Relationships are one of the most fertile grounds for musical expression. Be it new love, running struggles, raw attraction or the bitter endings, as with any point of high emotion and life lessons, there’s always something to say. A break-up plotted across four tracks, Rachel Chinouriri gets real as she explains her latest collection ‘Better Off Without’ in our latest Artist’s Guide.
All I Ever Asked
This EP is essentially a timeline of me before, during and after my break up, but I didn’t know it. It’s been a journey and it all began here. I was still in my relationship at this point but I was frustrated. I was in the studio and got a call from my best friends and only had a few minutes and I could tell something was up. She told me her partner just broke up with her while he was away in Paris and this fuelled the destiny of this entire song. I came back and just put myself in my friend’s shoes (which I do a lot) and wrote it. I have a lot of empathy but fall short at sympathy, so I felt I could really understand the emotions my friend went through but didn’t want the song to sound like I was “wallowing” in sadness. The chorus is quite liberating and it’s one I’ll always hold dear to my heart.

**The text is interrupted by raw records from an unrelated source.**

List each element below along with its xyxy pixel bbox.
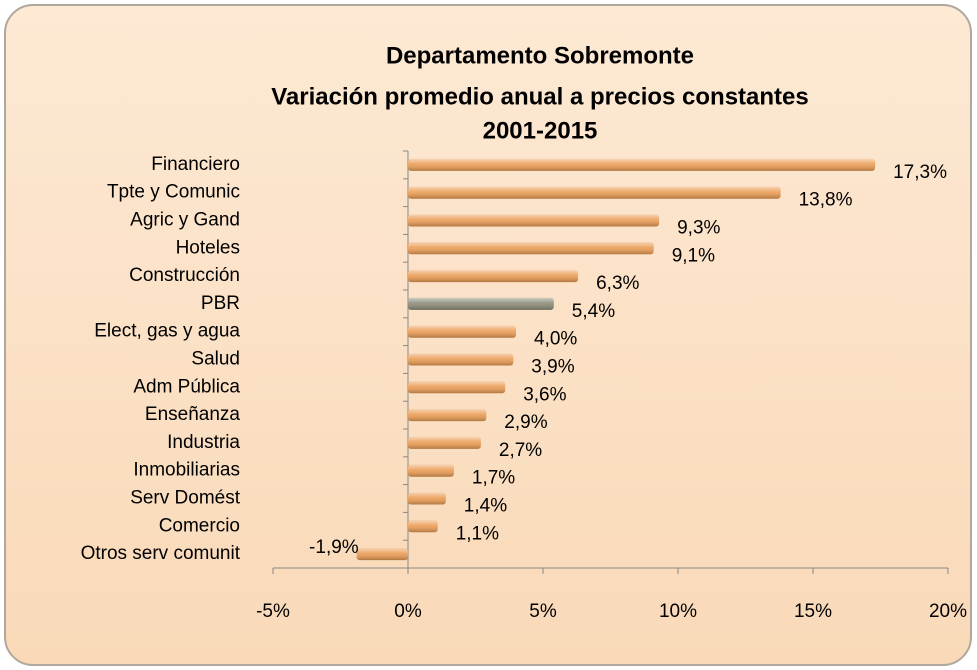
value-label: 6,3% xyxy=(596,273,639,294)
category-label: Salud xyxy=(191,349,240,370)
bar-shine xyxy=(408,158,876,171)
bar-shine xyxy=(356,548,408,561)
category-label: Serv Domést xyxy=(130,488,241,509)
bar-shine xyxy=(408,242,654,255)
category-label: Inmobiliarias xyxy=(133,460,240,481)
value-label: 2,9% xyxy=(504,412,547,433)
bar-shine xyxy=(408,353,514,366)
value-label: 1,1% xyxy=(456,523,499,544)
value-label: 2,7% xyxy=(499,440,542,461)
bar-shine xyxy=(408,520,438,533)
value-label: 3,9% xyxy=(531,357,574,378)
category-label: Construcción xyxy=(129,265,240,286)
x-tick-label: 0% xyxy=(394,601,422,622)
x-tick-label: -5% xyxy=(256,601,290,622)
bar-shine xyxy=(408,381,506,394)
bar-shine xyxy=(408,214,660,227)
value-label: 17,3% xyxy=(893,162,947,183)
value-label: 1,4% xyxy=(464,496,507,517)
x-tick-label: 5% xyxy=(529,601,557,622)
category-label: PBR xyxy=(201,293,240,314)
category-label: Tpte y Comunic xyxy=(107,182,240,203)
category-label: Enseñanza xyxy=(145,404,241,425)
category-label: Comercio xyxy=(159,515,240,536)
category-label: Elect, gas y agua xyxy=(94,321,240,342)
value-label: 4,0% xyxy=(534,329,577,350)
bar-shine xyxy=(408,492,446,505)
value-label: 13,8% xyxy=(799,190,853,211)
bar-shine xyxy=(408,464,454,477)
bar-shine xyxy=(408,325,516,338)
bar-shine xyxy=(408,186,781,199)
bar-shine xyxy=(408,297,554,310)
value-label: 3,6% xyxy=(523,384,566,405)
bar-shine xyxy=(408,409,487,422)
chart-title: 2001-2015 xyxy=(483,117,598,144)
value-label: -1,9% xyxy=(309,537,359,558)
chart-title: Variación promedio anual a precios const… xyxy=(271,83,809,110)
chart-title: Departamento Sobremonte xyxy=(386,42,694,69)
category-label: Agric y Gand xyxy=(130,210,240,231)
bar-shine xyxy=(408,436,481,449)
value-label: 9,3% xyxy=(677,218,720,239)
category-label: Financiero xyxy=(151,154,240,175)
value-label: 5,4% xyxy=(572,301,615,322)
category-label: Hoteles xyxy=(176,237,240,258)
bar-shine xyxy=(408,270,579,283)
x-tick-label: 10% xyxy=(659,601,697,622)
value-label: 9,1% xyxy=(672,245,715,266)
category-label: Industria xyxy=(167,432,240,453)
value-label: 1,7% xyxy=(472,468,515,489)
x-tick-label: 20% xyxy=(929,601,967,622)
category-label: Adm Pública xyxy=(133,376,240,397)
category-label: Otros serv comunit xyxy=(81,543,241,564)
x-tick-label: 15% xyxy=(794,601,832,622)
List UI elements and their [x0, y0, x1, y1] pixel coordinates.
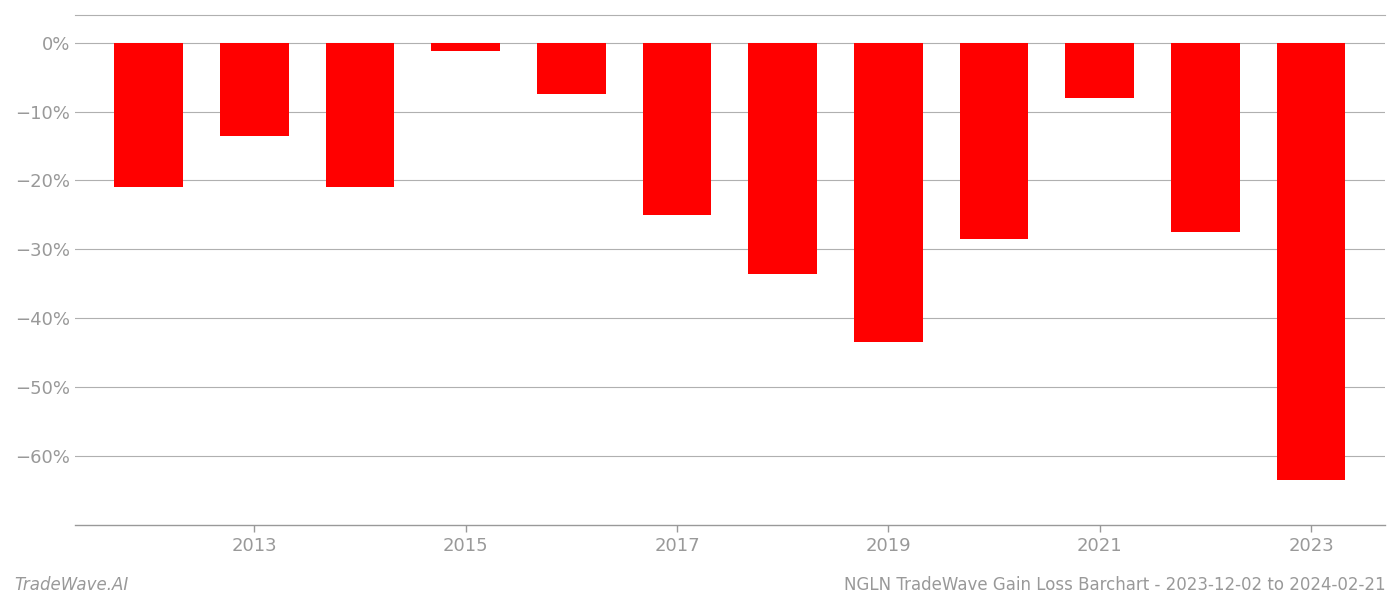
Bar [960, 43, 1029, 239]
Bar [854, 43, 923, 343]
Bar [220, 43, 288, 136]
Bar [1065, 43, 1134, 98]
Bar [115, 43, 183, 187]
Bar [431, 43, 500, 51]
Bar [326, 43, 395, 187]
Bar [538, 43, 606, 94]
Bar [1170, 43, 1240, 232]
Bar [1277, 43, 1345, 481]
Text: NGLN TradeWave Gain Loss Barchart - 2023-12-02 to 2024-02-21: NGLN TradeWave Gain Loss Barchart - 2023… [844, 576, 1386, 594]
Text: TradeWave.AI: TradeWave.AI [14, 576, 129, 594]
Bar [643, 43, 711, 215]
Bar [749, 43, 818, 274]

I see this song as a reflection of what happened in my relationship. When you’re with someone for so long (I was in it for five years) you start to forget life without them. The thing is here, as heartbroken as I was, I’m the one who pulled the plug. So in a way I’m like, do I owe you anything when you robbed me of a happy ending? His behaviour didn’t make me feel happy like I used to be so I felt like it left me no choice. This is kind of like, “I told you I’d leave but you didn’t believe me”. It’s the moment when you feel relief when you leave a situation you know you should’ve left ages ago, but the sadness and regret hasn’t hit me at this point.
Better Off Without
So this is where the sadness comes in. All my friends and family can see the difference in me since leaving my last relationship but it doesn’t make anyone in this a bad person, we just were not meant for each other. We were such extremes of each other so that’s why we attracted I think. I’m an extrovert and he was an introvert. When I see how far I’ve come and how my gut instinct was right in the third year of our relationship, I just felt we wasted so much time. Not only am I better off without him, he’s better off without me. He robbed me of a lot of joy but I robbed him of being able to find it alone which I think he needed. I have an issue of trying to help people too much and not let people figure it out themselves. I’d throw 100 solutions, but maybe he just needed some patience. I’ve figured out my happiness and I pray that in a few years, he figures out his.
Fall Right Out Of Love
This is an end to quite a journey. This is a reflection of the entire relationship and realising it is done but in the best way a five year relationship could end. If it didn’t happen this way, one of us would’ve fallen out of love and then we would lose respect for each other. He had already fallen out of love with me a long time ago and I could see it in how he treated me, and I didn’t want to hold anger in my heart, so I left and acknowledged he needs help without me. This isn’t an “I hate you” but no one truly understands a relationship unless you’re in it, and it’s a gentle reminder to him of why I left and hopefully he can forgive me. When I finished this we were still friends and now the EP is out we don’t talk at all, so this EP truly feels like an entire chapter of my life being handed to the world, and I can move on and begin the next chapter of my life without him.
Rachel Chinouriri’s EP ‘Better Off Without’ is out now.